Al Qaida fighters may be operating in the Kashmir region dividing India and Pakistan, US Defence Secretary Donald Rumsfeld said.

Al Qaida may be operating in Pakistan - Rumsfeld

Al Qaida fighters may be operating in the Kashmir region dividing India and Pakistan, US Defence Secretary Donald Rumsfeld said.

Rumsfeld, in talks today with Pakistan’s president, was sure to discuss Islamabad’s role in finding Osama bin Laden’s fighters, both in the remote tribal regions of Pakistan itself and also potentially in Kashmir.

‘‘I have seen indications that there, in fact, are al Qaida in the areas we’re talking about, near the Line of Control’’ that separates the Pakistani and Indian sectors of Kashmir, Rumsfeld told a news conference in New Delhi, India, before flying to Pakistan.

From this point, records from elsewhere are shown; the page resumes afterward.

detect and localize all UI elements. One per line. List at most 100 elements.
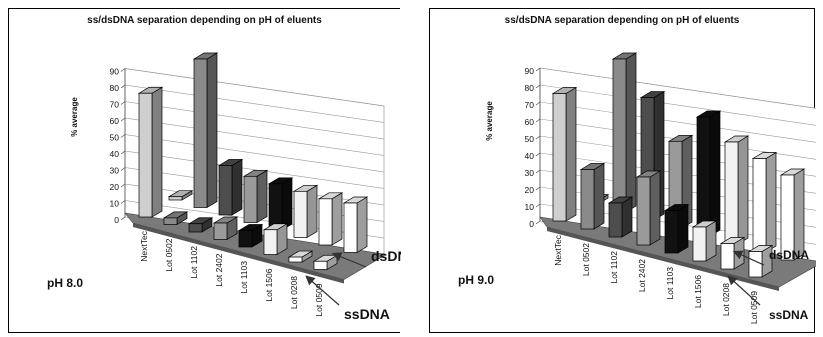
y-tick <box>120 84 126 89</box>
bar-side <box>765 151 777 253</box>
x-tick-label: Lot 1102 <box>189 246 199 279</box>
bar-ssdna <box>691 220 718 262</box>
y-tick-label: 80 <box>525 83 535 93</box>
chart-svg-ph8: 0 10 20 30 40 50 60 70 80 90 % average NextTec Lot 0… <box>47 52 401 322</box>
y-tick <box>535 169 541 174</box>
y-tick-label: 30 <box>110 166 120 176</box>
bar-ssdna <box>137 86 164 218</box>
gridline <box>124 68 385 107</box>
bar-front <box>612 58 627 213</box>
bar-dsdna <box>217 158 244 216</box>
bar-front <box>580 169 595 230</box>
bar-front <box>188 223 203 233</box>
y-tick <box>120 167 126 171</box>
bar-side <box>625 52 637 213</box>
y-tick-label: 40 <box>110 149 120 159</box>
y-tick <box>535 203 541 208</box>
bar-front <box>268 183 283 231</box>
x-tick-label: Lot 0509 <box>314 283 324 316</box>
bar-side <box>705 220 717 262</box>
chart-svg-ph9: 0 10 20 30 40 50 60 70 80 90 % average NextTec Lot 0… <box>458 52 816 324</box>
bar-dsdna <box>779 168 806 261</box>
y-tick-label: 60 <box>525 117 535 127</box>
y-tick-label: 50 <box>110 133 120 143</box>
bar-ssdna <box>579 162 606 230</box>
y-tick <box>535 220 541 225</box>
bar-front <box>243 175 258 223</box>
dsdna-label: dsDNA <box>769 248 809 262</box>
y-tick-label: 40 <box>525 151 535 161</box>
floor-edge <box>133 223 344 284</box>
gridline <box>539 84 816 126</box>
y-tick-label: 60 <box>110 116 120 126</box>
bar-front <box>168 196 183 201</box>
x-tick-label: Lot 1103 <box>665 267 675 300</box>
bar-side <box>206 52 218 209</box>
bar-side <box>649 170 661 246</box>
bar-front <box>780 174 795 261</box>
bar-front <box>293 190 308 238</box>
bar-dsdna <box>611 52 638 213</box>
y-tick-label: 0 <box>114 215 119 225</box>
bar-front <box>313 260 328 270</box>
bar-ssdna <box>212 216 239 241</box>
bar-ssdna <box>237 223 264 248</box>
bar-side <box>621 196 633 238</box>
bar-ssdna <box>663 203 690 254</box>
x-tick-label: Lot 0208 <box>289 276 299 309</box>
bar-dsdna <box>723 135 750 245</box>
bar-side <box>565 86 577 222</box>
dsdna-label: dsDNA <box>371 248 401 264</box>
bar-ssdna <box>262 223 289 256</box>
dsdna-arrow <box>331 252 367 268</box>
chart-title: ss/dsDNA separation depending on pH of e… <box>87 15 322 26</box>
y-tick <box>535 152 541 157</box>
x-tick-label: Lot 1103 <box>239 261 249 294</box>
bar-dsdna <box>342 196 369 254</box>
y-tick <box>535 67 541 72</box>
y-tick <box>120 200 126 204</box>
ssdna-label: ssDNA <box>769 308 809 322</box>
condition-label: pH 8.0 <box>47 276 83 290</box>
bar-ssdna <box>607 196 634 238</box>
bar-front <box>193 58 208 208</box>
bar-side <box>306 184 318 239</box>
y-tick <box>120 134 126 138</box>
y-tick <box>535 135 541 140</box>
ssdna-label: ssDNA <box>344 306 390 322</box>
y-tick <box>535 186 541 191</box>
x-tick-label: NextTec <box>139 230 149 261</box>
bar-side <box>737 135 749 245</box>
x-tick-label: Lot 2402 <box>214 253 224 286</box>
y-tick <box>120 101 126 105</box>
x-tick-label: Lot 1506 <box>264 268 274 301</box>
bar-ssdna <box>635 170 662 246</box>
dsdna-arrow <box>732 250 765 266</box>
bar-front <box>238 230 253 248</box>
bar-side <box>256 169 268 224</box>
bar-side <box>709 110 721 237</box>
bar-dsdna <box>751 151 778 253</box>
x-tick-label: Lot 0509 <box>749 291 759 324</box>
bar-side <box>793 168 805 261</box>
bar-front <box>720 243 735 270</box>
y-tick <box>120 183 126 188</box>
bar-side <box>677 203 689 254</box>
chart-title: ss/dsDNA separation depending on pH of e… <box>504 15 740 26</box>
gridline <box>539 101 816 143</box>
x-tick-label: Lot 1102 <box>609 251 619 284</box>
bar-front <box>752 158 767 253</box>
bar-front <box>608 202 623 238</box>
bar-front <box>163 217 178 225</box>
x-tick-label: Lot 0208 <box>721 283 731 316</box>
y-axis-label: % average <box>485 101 494 141</box>
bar-dsdna <box>267 177 294 231</box>
bar-front <box>748 251 763 278</box>
bar-front <box>696 116 711 237</box>
bar-dsdna <box>695 110 722 237</box>
gridline <box>539 67 816 109</box>
y-tick-label: 30 <box>525 168 535 178</box>
x-tick-label: Lot 2402 <box>637 259 647 292</box>
bar-side <box>356 196 368 254</box>
y-tick-label: 20 <box>110 182 120 192</box>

‘‘I do not have evidence of precisely how many, or who, or where’’ they may be, the defence secretary said.

He spoke after meeting with Indian Prime Minister Atal Bihari Vajpayee to discuss the Kashmir crisis and the long-term outlook for US-India military ties.

For some time, Indian officials have claimed that al Qaida members have infiltrated Kashmir, in part because that would draw a dramatic parallel to the US war against al Qaida in Afghanistan.

An Indian official said this week there is evidence of up to two-dozen al-Qaida fighters in the Indian part of Kashmir.

Attacks on India by Muslim militants who want Kashmir to be independent, or part of Pakistan, are a main source of tensions between the two nuclear-armed neighbours.

But US officials previously have said they see no hard evidence of any large numbers of al Qaida in the Himalayan region.

Some of the Pakistani militants in Kashmir do have long-standing ties to al Qaida, and some trained in bin Laden’s camps in Afghanistan. A few non-Pakistani al Qaida supporters are believed to have sought refuge in Kashmir, US officials said, speaking on the condition of anonymity.

But it appears that Pakistanis in the Kashmir region are acting of their own volition when they launch cross-border attacks on India, the US officials said.

India has insisted that Pakistani President Pervez Musharraf crack down on the militants’ training camps in Pakistan and keep them from crossing into India. Musharraf assured India last week that he had ordered his forces to stop fighters from crossing.

Efforts to apprehend al-Qaida members, including in the remote and largely autonomous tribal regions along the Pakistan-Afghanistan border, were to be a focus of Rumsfeld’s talks today with Musharraf.